And I cannot help myself, I have to offer an alternative solution, that, in my opinion, might have served you better.

/** Extends strings with functions to lookup all palindromes. */
implicit class PalindromeLookup(in: String) {
  private[this] val stringLength = in.length

  class Palindrome(val start: Int, val end: Int) {
    val length = end - start

    override def toString = s"Palindrome(${in.substring(start, end)}) from $start to $end, length = $length"
  }

  object Palindrome {
    // doesn't cost much and makes the code look better
    def apply(start: Int, end: Int): Palindrome = new Palindrome(start, end)
  }

  private[this] def pivots = {
    @tailrec
    def findPalindromePivots(index: Int, result: List[Palindrome]): List[Palindrome] = {
      if (index >= stringLength - 1) {
        result
      } else {
        val char = in(index)
        val nextIndex = index + 1
        val nextNextIndex = index + 2

        // TODO: the 'oo' in 'fooof' would be ingored. 
        // (who needs palindromes of length 2 that are sub-palindromes of longer palindromes?) ;)
        if (nextNextIndex < stringLength && char == in(nextNextIndex)) {
          findPalindromePivots(nextIndex, Palindrome(index, nextNextIndex + 1) :: result)
        } else if (char == in(nextIndex)) {
          findPalindromePivots(nextIndex, Palindrome(index, nextIndex + 1) :: result)
        } else {
          findPalindromePivots(nextIndex, result)
        }
      }
    }

    findPalindromePivots(0, Nil)
  }

  @tailrec
  private[this] def expand(palindrome: Palindrome): Palindrome = {
    val newStart = palindrome.start - 1
    val newEnd = palindrome.end + 1

    if (newStart < 0 || newEnd > stringLength) {
      palindrome
    } else if (in(newStart) == in(newEnd - 1)) {
      expand(Palindrome(newStart, newEnd))
    } else {
      palindrome
    }
  }

  /**
   * Finds all palindromes in this classes input string.
   *
   * The algorithm iterates through the string once to find all palindrome pivots
   * and then iterates through the pivots and expands them to their full size.
   */
  def palindromes = pivots.map(expand)
}

Using the implicit class you can get the longest palindromes of any input string by e.g.

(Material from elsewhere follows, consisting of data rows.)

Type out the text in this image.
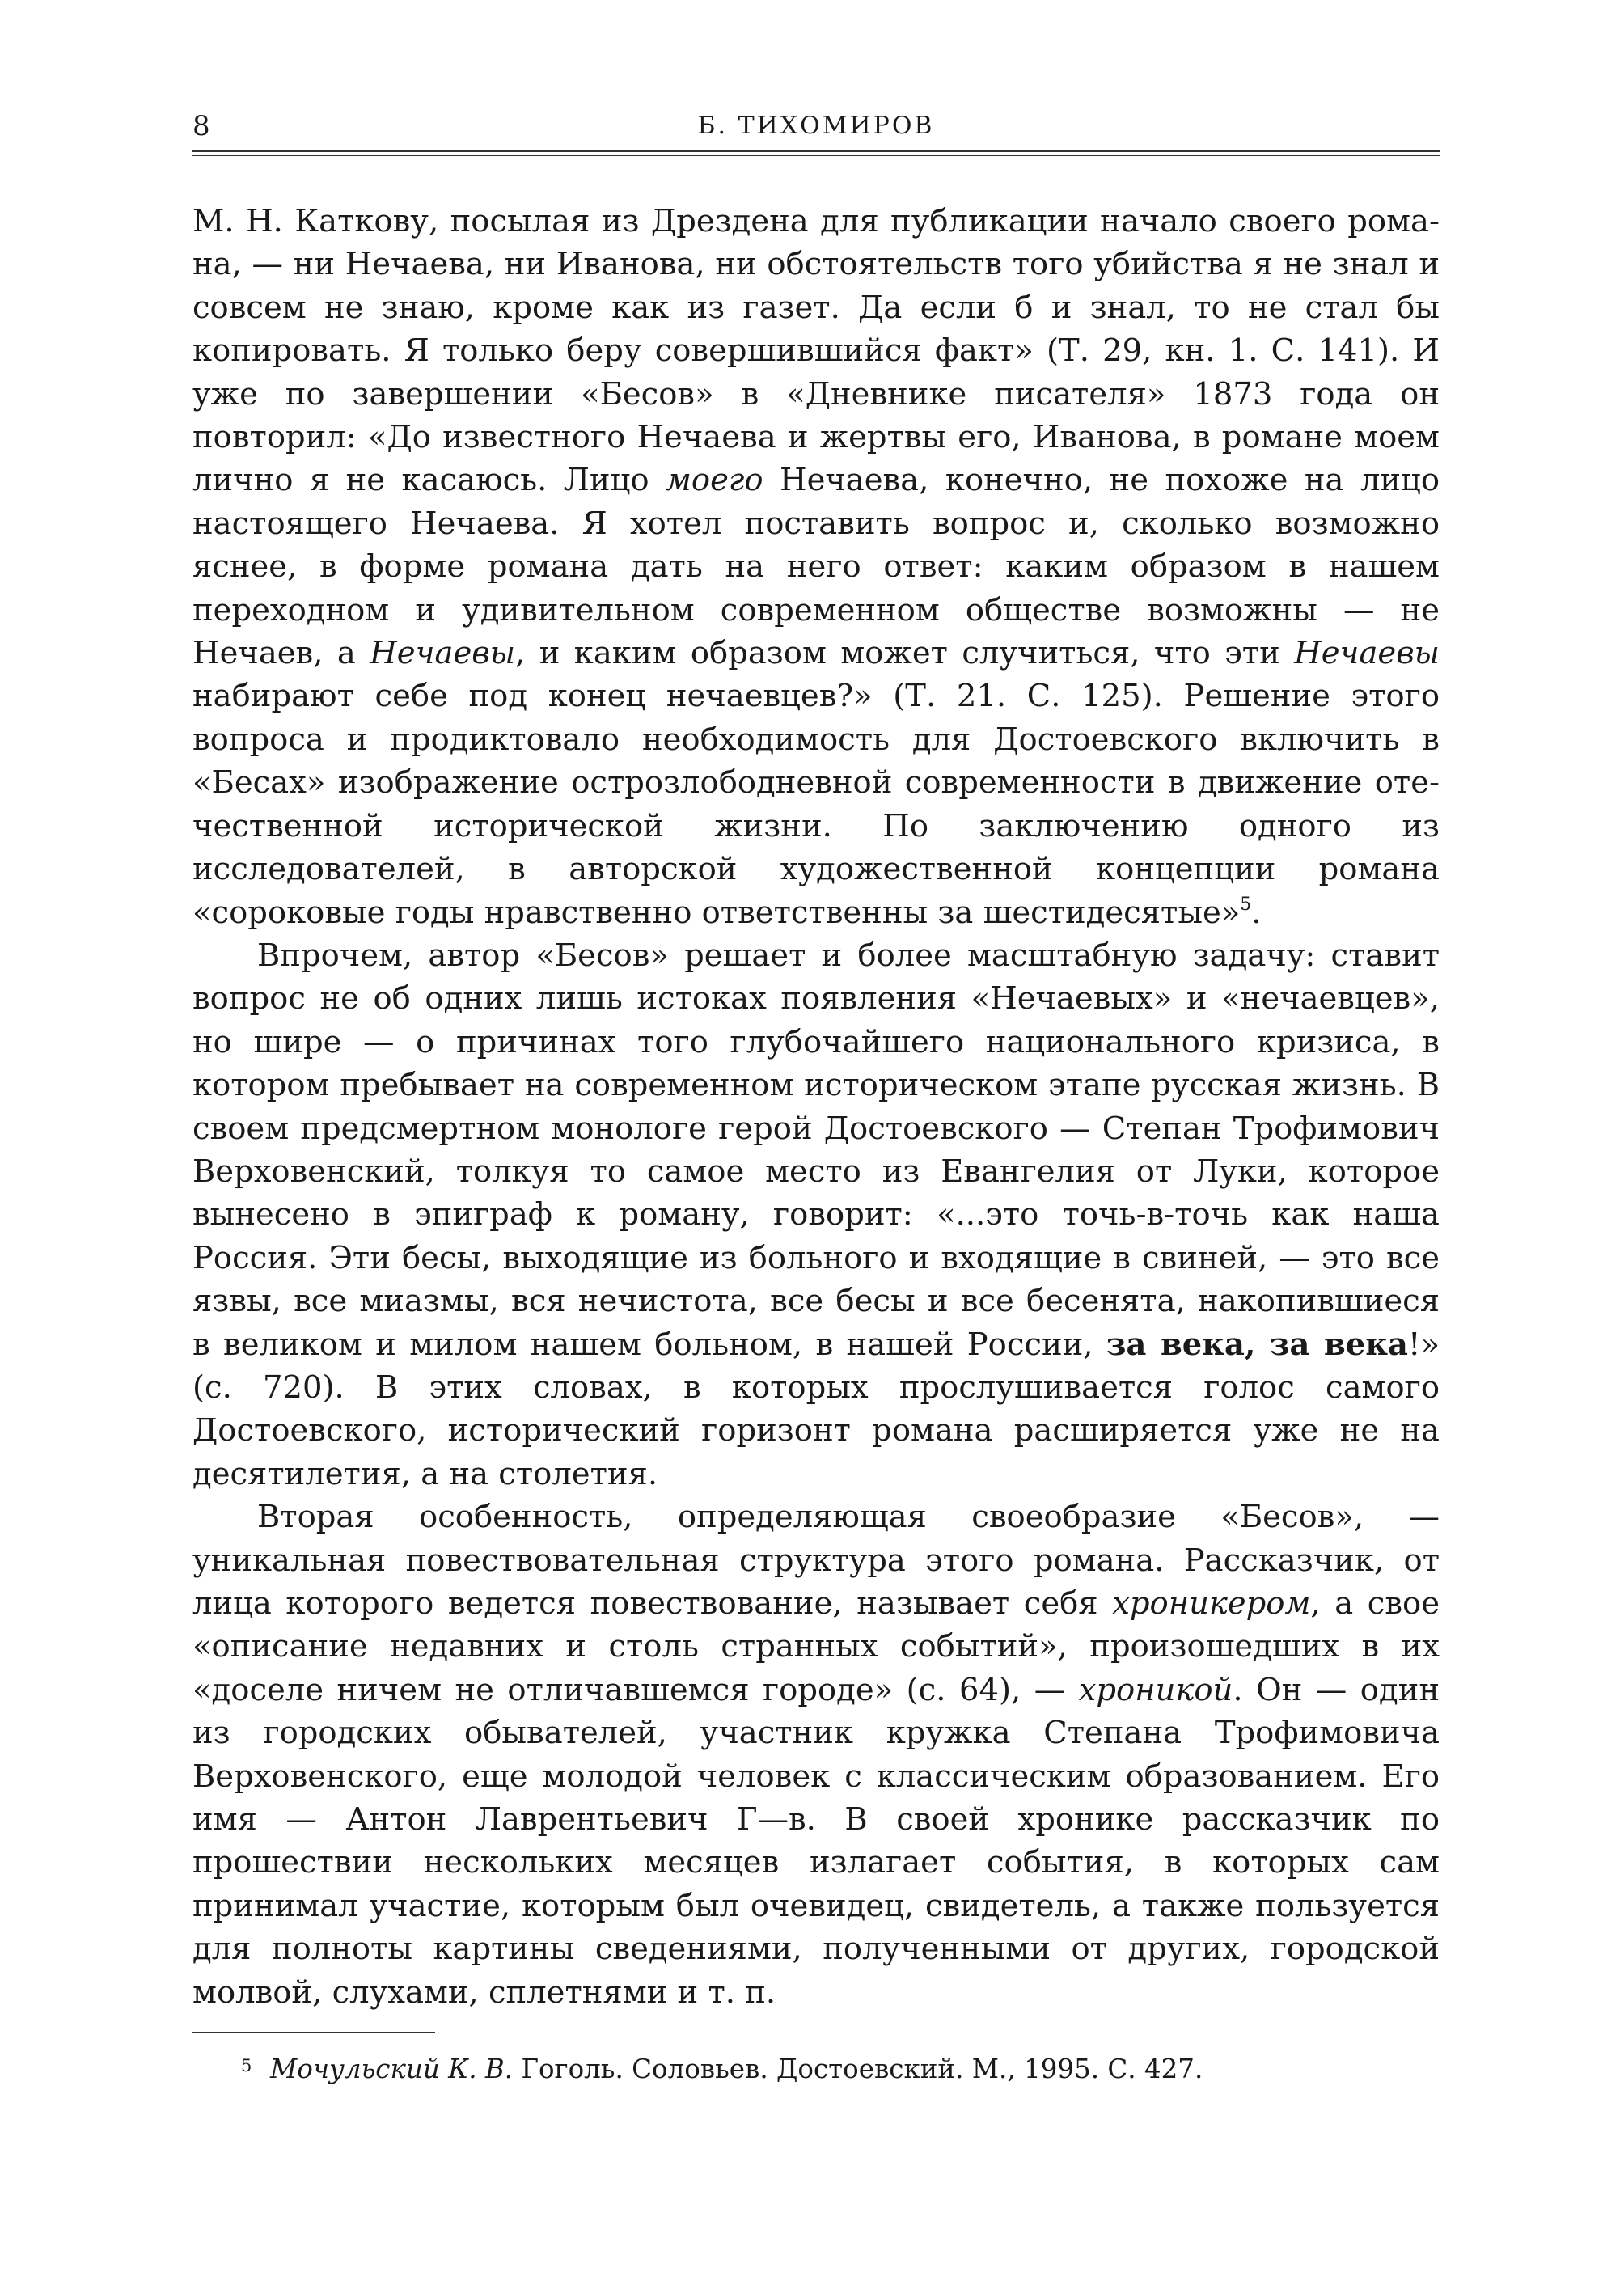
8	Б. ТИХОМИРОВ

М. Н. Каткову, посылая из Дрездена для публикации начало своего романа, — ни Нечаева, ни Иванова, ни обстоятельств того убийства я не знал и совсем не знаю, кроме как из газет. Да если б и знал, то не стал бы копировать. Я только беру совершившийся факт» (Т. 29, кн. 1. С. 141). И уже по завершении «Бесов» в «Дневнике писателя» 1873 года он повторил: «До известного Нечаева и жертвы его, Иванова, в романе моем лично я не касаюсь. Лицо моего Нечаева, конечно, не похоже на лицо настоящего Нечаева. Я хотел поставить вопрос и, сколько возможно яснее, в форме романа дать на него ответ: каким образом в нашем переходном и удивительном современном обществе возможны — не Нечаев, а Нечаевы, и каким образом может случиться, что эти Нечаевы набирают себе под конец нечаевцев?» (Т. 21. С. 125). Решение этого вопроса и продиктовало необходимость для Достоевского включить в «Бесах» изображение острозлободневной современности в движение отечественной исторической жизни. По заключению одного из исследователей, в авторской художественной концепции романа «сороковые годы нравственно ответственны за шестидесятые»$^5$.

Впрочем, автор «Бесов» решает и более масштабную задачу: ставит вопрос не об одних лишь истоках появления «Нечаевых» и «нечаевцев», но шире — о причинах того глубочайшего национального кризиса, в котором пребывает на современном историческом этапе русская жизнь. В своем предсмертном монологе герой Достоевского — Степан Трофимович Верховенский, толкуя то самое место из Евангелия от Луки, которое вынесено в эпиграф к роману, говорит: «...это точь-в-точь как наша Россия. Эти бесы, выходящие из больного и входящие в свиней, — это все язвы, все миазмы, вся нечистота, все бесы и все бесенята, накопившиеся в великом и милом нашем больном, в нашей России, за века, за века!» (с. 720). В этих словах, в которых прослушивается голос самого Достоевского, исторический горизонт романа расширяется уже не на десятилетия, а на столетия.

Вторая особенность, определяющая своеобразие «Бесов», — уникальная повествовательная структура этого романа. Рассказчик, от лица которого ведется повествование, называет себя хроникером, а свое «описание недавних и столь странных событий», произошедших в их «доселе ничем не отличавшемся городе» (с. 64), — хроникой. Он — один из городских обывателей, участник кружка Степана Трофимовича Верховенского, еще молодой человек с классическим образованием. Его имя — Антон Лаврентьевич Г—в. В своей хронике рассказчик по прошествии нескольких месяцев излагает события, в которых сам принимал участие, которым был очевидец, свидетель, а также пользуется для полноты картины сведениями, полученными от других, городской молвой, слухами, сплетнями и т. п.

5 Мочульский К. В. Гоголь. Соловьев. Достоевский. М., 1995. С. 427.
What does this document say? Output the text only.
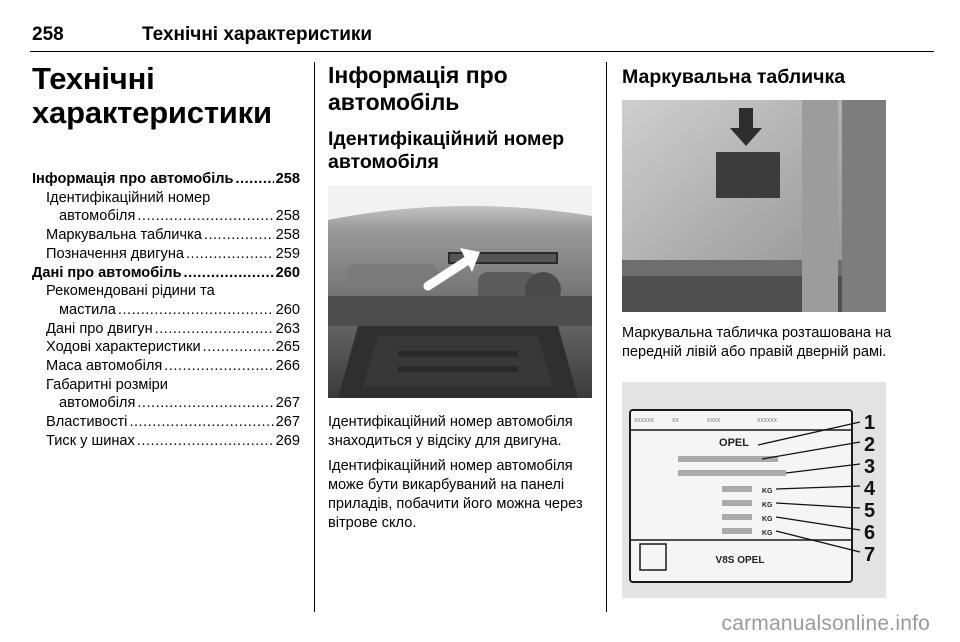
258	Технічні характеристики
Технічні характеристики
Інформація про автомобіль .....	258
Ідентифікаційний номер
автомобіля .....	258
Маркувальна табличка .....	258
Позначення двигуна .....	259
Дані про автомобіль .....	260
Рекомендовані рідини та
мастила .....	260
Дані про двигун .....	263
Ходові характеристики .....	265
Маса автомобіля .....	266
Габаритні розміри
автомобіля .....	267
Властивості .....	267
Тиск у шинах .....	269
Інформація про автомобіль
Ідентифікаційний номер автомобіля

Ідентифікаційний номер автомобіля знаходиться у відсіку для двигуна.

Ідентифікаційний номер автомобіля може бути викарбуваний на панелі приладів, побачити його можна через вітрове скло.

Маркувальна табличка
Маркувальна табличка розташована на передній лівій або правій дверній рамі.
XXXXXX	XX	XXXX	XXXXXX
OPEL
KG
KG
KG
KG
V8S OPEL
1
2
3
4
5
6
7
carmanualsonline.info
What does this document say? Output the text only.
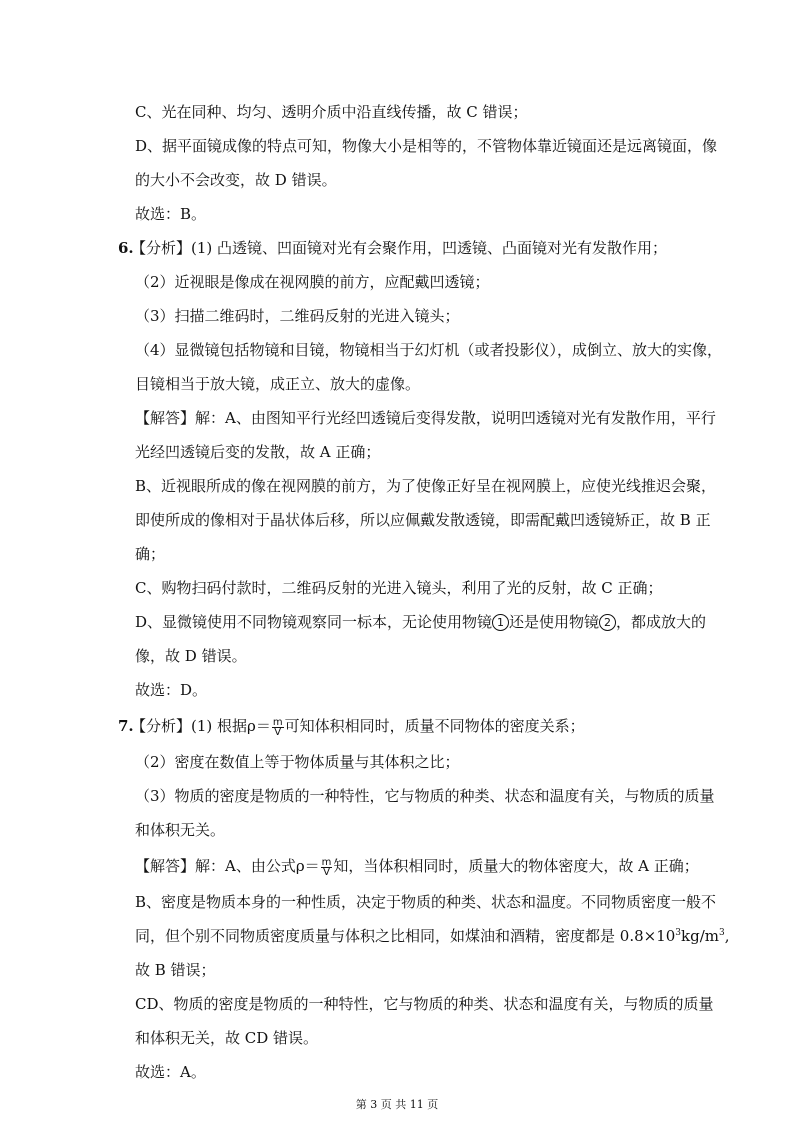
C、光在同种、均匀、透明介质中沿直线传播，故 C 错误；
D、据平面镜成像的特点可知，物像大小是相等的，不管物体靠近镜面还是远离镜面，像
的大小不会改变，故 D 错误。
故选：B。
6.
【分析】(1) 凸透镜、凹面镜对光有会聚作用，凹透镜、凸面镜对光有发散作用；
（2）近视眼是像成在视网膜的前方，应配戴凹透镜；
（3）扫描二维码时，二维码反射的光进入镜头；
（4）显微镜包括物镜和目镜，物镜相当于幻灯机（或者投影仪），成倒立、放大的实像，
目镜相当于放大镜，成正立、放大的虚像。
【解答】解：A、由图知平行光经凹透镜后变得发散，说明凹透镜对光有发散作用，平行
光经凹透镜后变的发散，故 A 正确；
B、近视眼所成的像在视网膜的前方，为了使像正好呈在视网膜上，应使光线推迟会聚，
即使所成的像相对于晶状体后移，所以应佩戴发散透镜，即需配戴凹透镜矫正，故 B 正
确；
C、购物扫码付款时，二维码反射的光进入镜头，利用了光的反射，故 C 正确；
D、显微镜使用不同物镜观察同一标本，无论使用物镜 1 还是使用物镜 2 ，都成放大的
像，故 D 错误。
故选：D。
7.
【分析】(1) 根据$\rho= \frac{m}{V}$ 可知体积相同时，质量不同物体的密度关系；
（2）密度在数值上等于物体质量与其体积之比；
（3）物质的密度是物质的一种特性，它与物质的种类、状态和温度有关，与物质的质量
和体积无关。
【解答】解：A、由公式$\rho= \frac{m}{V}$ 知，当体积相同时，质量大的物体密度大，故 A 正确；
B、密度是物质本身的一种性质，决定于物质的种类、状态和温度。不同物质密度一般不
同，但个别不同物质密度质量与体积之比相同，如煤油和酒精，密度都是 $0.8\times 10^3kg/m^3$,
故 B 错误；
CD、物质的密度是物质的一种特性，它与物质的种类、状态和温度有关，与物质的质量
和体积无关，故 CD 错误。
故选：A。
第 3 页 共 11 页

  inputString.palindromes.sortBy(p => -p.length)

Hope this is more helpful.

Answer 2

As already mentioned, your code is not easy to read. Also, your algorithm probably isn't nowhere near \$ O \left( n^3 \right) \$ in practice because of groupBy, combinations, and many calls to exists. All those introduce large overhead.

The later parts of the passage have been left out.